Regarde (et poste) là ?
http://forum.ubuntu-fr.org/


----------



## IMacpower (1 Avril 2009)

Merci je vais éssaié!

Thanks pour les indications ; )


----------



## jeremiew (7 Février 2011)

J'arrive très longtemps après le dernier message donc je ne sais pas si ma réponse va être utile à son créateur mais je le fais quand même, pour toutes les personnes dans le même cas que toi.

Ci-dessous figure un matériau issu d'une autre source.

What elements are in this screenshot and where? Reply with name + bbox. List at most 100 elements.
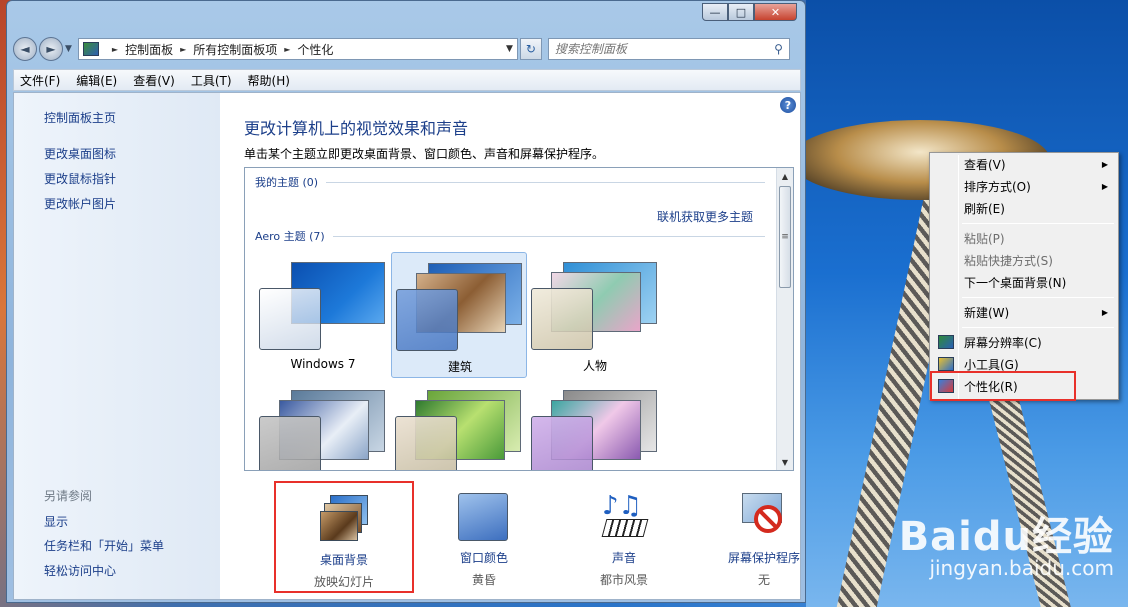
personalize-highlight-box <box>930 371 1076 401</box>
screensaver-button[interactable]: 屏幕保护程序 无 <box>694 481 834 593</box>
chevron-right-icon[interactable]: ► <box>284 45 290 54</box>
refresh-button[interactable]: ↻ <box>519 38 542 60</box>
ctx-label: 小工具(G) <box>964 357 1019 372</box>
ctx-label: 屏幕分辨率(C) <box>964 335 1042 350</box>
sidebar-link-ease-of-access[interactable]: 轻松访问中心 <box>44 562 116 579</box>
search-icon[interactable]: ⚲ <box>774 42 783 56</box>
divider <box>332 235 765 237</box>
window-glass-preview <box>259 288 321 350</box>
desktop-context-menu: 查看(V) ▶ 排序方式(O) ▶ 刷新(E) 粘贴(P) 粘贴快捷方式(S) 下一… <box>929 152 1119 400</box>
window-glass-preview <box>531 288 593 350</box>
gadgets-icon <box>938 357 954 371</box>
aero-themes-label: Aero 主题 (7) <box>255 230 325 243</box>
sidebar: 控制面板主页 更改桌面图标 更改鼠标指针 更改帐户图片 另请参阅 显示 任务栏和… <box>14 93 220 599</box>
ctx-view[interactable]: 查看(V) ▶ <box>932 153 1116 175</box>
tool-label: 声音 <box>611 551 636 565</box>
breadcrumb: ► 控制面板 ► 所有控制面板项 ► 个性化 <box>105 41 334 58</box>
sound-button[interactable]: ♪♫ 声音 都市风景 <box>554 481 694 593</box>
ctx-next-background[interactable]: 下一个桌面背景(N) <box>932 271 1116 293</box>
minimize-button[interactable]: — <box>702 3 728 21</box>
menu-tools[interactable]: 工具(T) <box>191 72 232 89</box>
theme-windows7[interactable]: Windows 7 <box>255 252 391 378</box>
breadcrumb-item[interactable]: 个性化 <box>297 41 333 58</box>
tool-label: 窗口颜色 <box>459 551 508 565</box>
watermark-url: jingyan.baidu.com <box>929 556 1114 580</box>
submenu-arrow-icon: ▶ <box>1101 181 1108 191</box>
tool-value: 黄昏 <box>471 573 496 587</box>
main-panel: ? 更改计算机上的视觉效果和声音 单击某个主题立即更改桌面背景、窗口颜色、声音和… <box>220 93 800 599</box>
scroll-down-icon[interactable]: ▼ <box>777 454 793 470</box>
get-more-themes-link[interactable]: 联机获取更多主题 <box>657 208 753 225</box>
my-themes-heading[interactable]: 我的主题 (0) <box>255 174 765 190</box>
address-bar[interactable]: ► 控制面板 ► 所有控制面板项 ► 个性化 ▼ <box>77 38 518 60</box>
sidebar-link-control-panel-home[interactable]: 控制面板主页 <box>44 109 116 126</box>
sidebar-link-taskbar[interactable]: 任务栏和「开始」菜单 <box>44 537 164 554</box>
divider <box>326 181 765 183</box>
content-area: 控制面板主页 更改桌面图标 更改鼠标指针 更改帐户图片 另请参阅 显示 任务栏和… <box>13 92 801 600</box>
forward-button[interactable]: ► <box>39 37 63 61</box>
theme-list: 我的主题 (0) 联机获取更多主题 Aero 主题 (7) Windows 7 … <box>244 167 794 471</box>
sidebar-link-mouse-pointers[interactable]: 更改鼠标指针 <box>44 170 116 187</box>
ctx-new[interactable]: 新建(W) ▶ <box>932 301 1116 323</box>
desktop-background-button[interactable]: 桌面背景 放映幻灯片 <box>274 481 414 593</box>
breadcrumb-item[interactable]: 控制面板 <box>125 41 173 58</box>
history-dropdown-icon[interactable]: ▼ <box>65 44 72 54</box>
sidebar-link-account-picture[interactable]: 更改帐户图片 <box>44 195 116 212</box>
submenu-arrow-icon: ▶ <box>1101 159 1108 169</box>
sidebar-link-display[interactable]: 显示 <box>44 513 68 530</box>
chevron-right-icon[interactable]: ► <box>180 45 186 54</box>
submenu-arrow-icon: ▶ <box>1101 307 1108 317</box>
theme-architecture[interactable]: 建筑 <box>391 252 527 378</box>
theme-nature[interactable] <box>391 380 527 470</box>
chevron-right-icon[interactable]: ► <box>112 45 118 54</box>
menu-view[interactable]: 查看(V) <box>133 72 175 89</box>
ctx-refresh[interactable]: 刷新(E) <box>932 197 1116 219</box>
theme-label: Windows 7 <box>290 357 356 371</box>
tool-value: 无 <box>757 573 770 587</box>
ctx-label: 刷新(E) <box>964 201 1005 216</box>
page-title: 更改计算机上的视觉效果和声音 <box>244 119 469 138</box>
screensaver-icon <box>738 493 788 541</box>
ctx-label: 新建(W) <box>964 305 1010 320</box>
theme-settings-bar: 桌面背景 放映幻灯片 窗口颜色 黄昏 ♪♫ 声音 都市风景 屏幕保护程序 无 <box>244 481 800 597</box>
ctx-label: 查看(V) <box>964 157 1006 172</box>
theme-list-scrollbar[interactable]: ▲ ≡ ▼ <box>776 168 793 470</box>
maximize-button[interactable]: □ <box>728 3 754 21</box>
help-icon[interactable]: ? <box>780 97 796 113</box>
window-glass-preview <box>395 416 457 470</box>
sidebar-link-desktop-icons[interactable]: 更改桌面图标 <box>44 145 116 162</box>
aero-themes-heading[interactable]: Aero 主题 (7) <box>255 228 765 244</box>
sound-icon: ♪♫ <box>598 493 649 541</box>
scroll-up-icon[interactable]: ▲ <box>777 168 793 184</box>
baidu-watermark: Baidu经验 jingyan.baidu.com <box>899 504 1114 580</box>
scrollbar-thumb[interactable]: ≡ <box>779 186 791 288</box>
tool-value: 都市风景 <box>599 573 648 587</box>
menu-help[interactable]: 帮助(H) <box>248 72 290 89</box>
theme-landscapes[interactable] <box>255 380 391 470</box>
desktop-background-icon <box>320 495 370 543</box>
my-themes-label: 我的主题 (0) <box>255 176 319 189</box>
tool-label: 屏幕保护程序 <box>727 551 800 565</box>
tool-value: 放映幻灯片 <box>313 575 374 589</box>
theme-characters[interactable]: 人物 <box>527 252 663 378</box>
theme-scenes[interactable] <box>527 380 663 470</box>
window-color-button[interactable]: 窗口颜色 黄昏 <box>414 481 554 593</box>
monitor-icon <box>938 335 954 349</box>
ctx-paste: 粘贴(P) <box>932 227 1116 249</box>
window-glass-preview <box>396 289 458 351</box>
search-input[interactable] <box>554 42 765 56</box>
ctx-paste-shortcut: 粘贴快捷方式(S) <box>932 249 1116 271</box>
breadcrumb-item[interactable]: 所有控制面板项 <box>193 41 277 58</box>
menu-edit[interactable]: 编辑(E) <box>76 72 117 89</box>
ctx-screen-resolution[interactable]: 屏幕分辨率(C) <box>932 331 1116 353</box>
menu-file[interactable]: 文件(F) <box>20 72 60 89</box>
menu-bar: 文件(F) 编辑(E) 查看(V) 工具(T) 帮助(H) <box>13 69 801 91</box>
search-box: ⚲ <box>547 38 790 60</box>
page-description: 单击某个主题立即更改桌面背景、窗口颜色、声音和屏幕保护程序。 <box>244 147 605 161</box>
ctx-sort-by[interactable]: 排序方式(O) ▶ <box>932 175 1116 197</box>
address-dropdown-icon[interactable]: ▼ <box>506 44 513 54</box>
back-button[interactable]: ◄ <box>13 37 37 61</box>
close-button[interactable]: ✕ <box>754 3 797 21</box>
menu-separator <box>962 297 1114 298</box>
menu-separator <box>962 327 1114 328</box>
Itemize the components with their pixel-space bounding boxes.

A mon avis, je pense que tout ton soucis est lié à une seule chose : le 64 bits. S'il est vrai qu'Ubuntu propose toujours la version 64 bits au téléchargement, il en est moins pour la compatibilité totale. Je ne suis pas un crack à fond en informatique mais pour le peu que j'aie lu sur des forums et des pages sur le site officiel, tu auras un grand mal à taper toutes les lignes de codes pour montrer à tous les nouveux plug-ins et greffons de ton système en tous genre. Je ne m'en souviens plus exactement mais il y a justement un tout petit code pour montrer à chaque add-on que tu fonctionne en 64.
Comme tu peux le voir, je ne suis pas tout à fait sur de ce que j'avance mais si il y a une chose par contre dont je suis sûr, c'est que tu as 100 fois plus de raisons de rester au 32 bits sous ubuntu. Toute la compatibilité se fera plus facilement (dans la mesure que l'on connaît d'ubuntu-mac), et sincèrement, même si je n'ai jamais bossé en 64 bits, il me semble que le bénéfice que tu tireras ce mode est réellement inférieur à toutes les galères que tu pourrais avoir. Malgré tout, si tu te sens de faire tout ça, je te souhaite un bon courage !


----------